I don't even know what Ataxia means.

My balance is slowly improving. The doctor says it will come back but my hearing will not. I will be happy to drive again. He said he would see me in three months, so I guess it's just up to me to figure out how to cope. I called for extra psychological help. One thing I am having a problem with is deconvincing myself it is the cancer returned which puts me in a crumby mood for the day, as you can imagine. It's bad enough if it isn't cancer, but for some reason, my mind takes me right to cancer with every symptom I have.

So in this interim period, it's been nice having my husband drive me and offer me his arm and his hand so often. I once again have had to give up the "I so big" attitude I have had since a baby and let him help me. I also had to give up the "I such a hard worker" attitude and sleep most of the day and night.

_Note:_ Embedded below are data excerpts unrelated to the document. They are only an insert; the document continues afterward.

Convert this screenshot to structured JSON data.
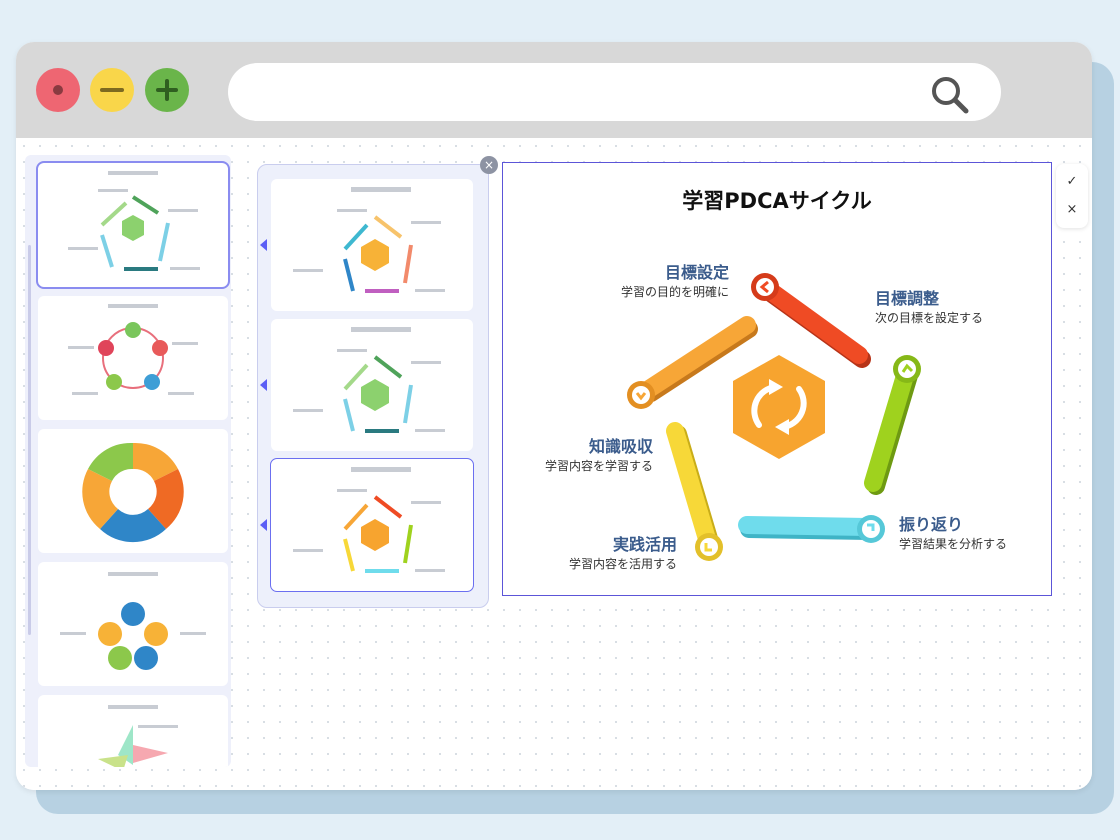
{
  "window": {
    "search": {
      "value": "",
      "placeholder": ""
    }
  },
  "slide": {
    "title": "学習PDCAサイクル",
    "steps": [
      {
        "title": "目標設定",
        "desc": "学習の目的を明確に",
        "color": "#ef4b24"
      },
      {
        "title": "目標調整",
        "desc": "次の目標を設定する",
        "color": "#9fd21e"
      },
      {
        "title": "振り返り",
        "desc": "学習結果を分析する",
        "color": "#6fdcec"
      },
      {
        "title": "実践活用",
        "desc": "学習内容を活用する",
        "color": "#f7d838"
      },
      {
        "title": "知識吸収",
        "desc": "学習内容を学習する",
        "color": "#f7a637"
      }
    ],
    "center_color": "#f7a42f",
    "center_icon": "cycle-arrows-icon"
  },
  "actions": {
    "confirm": "✓",
    "close": "×"
  },
  "close_badge": "×",
  "colors": {
    "accent": "#5c55d8",
    "titlebar": "#d8d8d8",
    "background": "#e3eff7"
  }
}
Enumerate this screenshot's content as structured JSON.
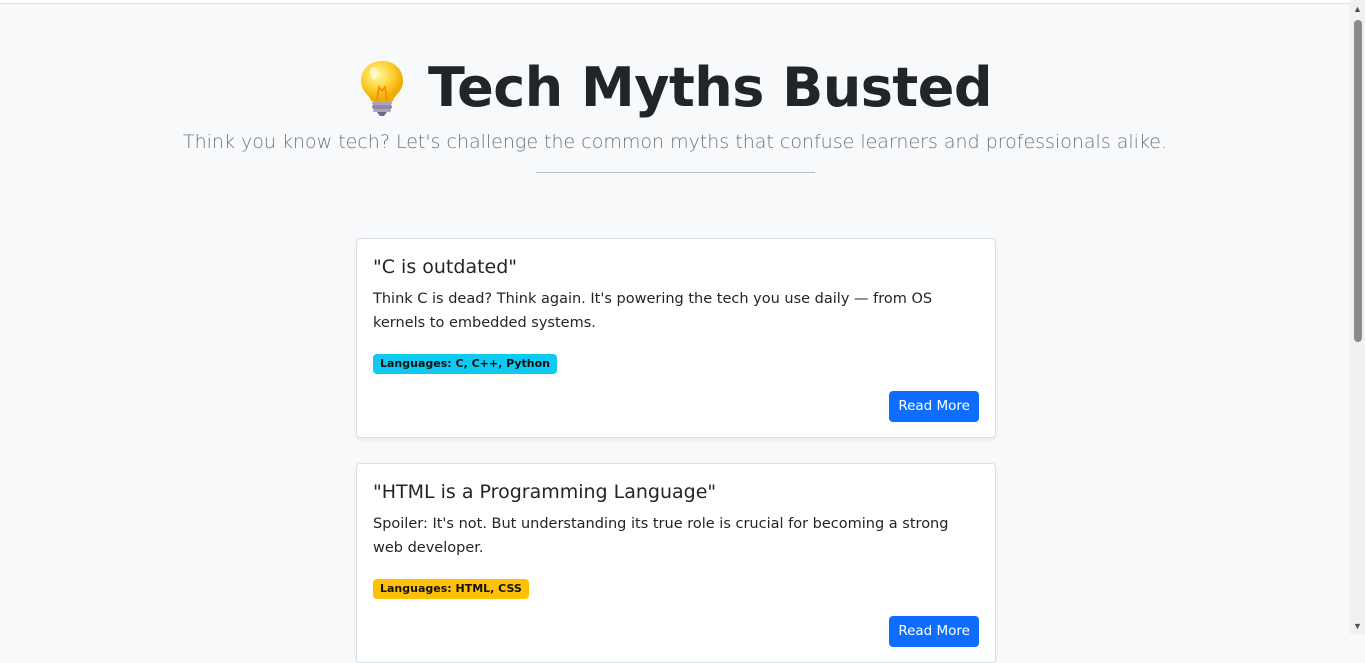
{
  "hero": {
    "icon": "lightbulb-icon",
    "title": "Tech Myths Busted",
    "subtitle": "Think you know tech? Let's challenge the common myths that confuse learners and professionals alike."
  },
  "cards": [
    {
      "title": "\"C is outdated\"",
      "text": "Think C is dead? Think again. It's powering the tech you use daily — from OS kernels to embedded systems.",
      "badge": "Languages: C, C++, Python",
      "badge_color": "#0dcaf0",
      "button": "Read More"
    },
    {
      "title": "\"HTML is a Programming Language\"",
      "text": "Spoiler: It's not. But understanding its true role is crucial for becoming a strong web developer.",
      "badge": "Languages: HTML, CSS",
      "badge_color": "#ffc107",
      "button": "Read More"
    }
  ],
  "colors": {
    "primary": "#0d6efd",
    "background": "#f8f9fa"
  }
}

Hmmm, maybe these are not bad things???

 

I'll look up Ataxia:-)

 

Love,

Sandy

Like you, I do not like it when I cannot do things for myself!  I think we all understand how your thoughts can go to the cancer thing whenever a symptom presents itself.  As much as we resist it, I think cancer re-programs our thinking along those lines.  I used to be one of those "walk it off" kind of people.  I never worried about any ache or pain until it was unbearable, then only maybe!  Times are different post-cancer. 

Thank goodness you have your wonderful husband to help you out and give you a hand (literally!) when you need it.  I think your need for rest is your body's way of slowing you down and attempting to repair itself.  Sometimes rest is best!

Take care, my sweet friend, and keep us posted on how you are getting along.  Hugs!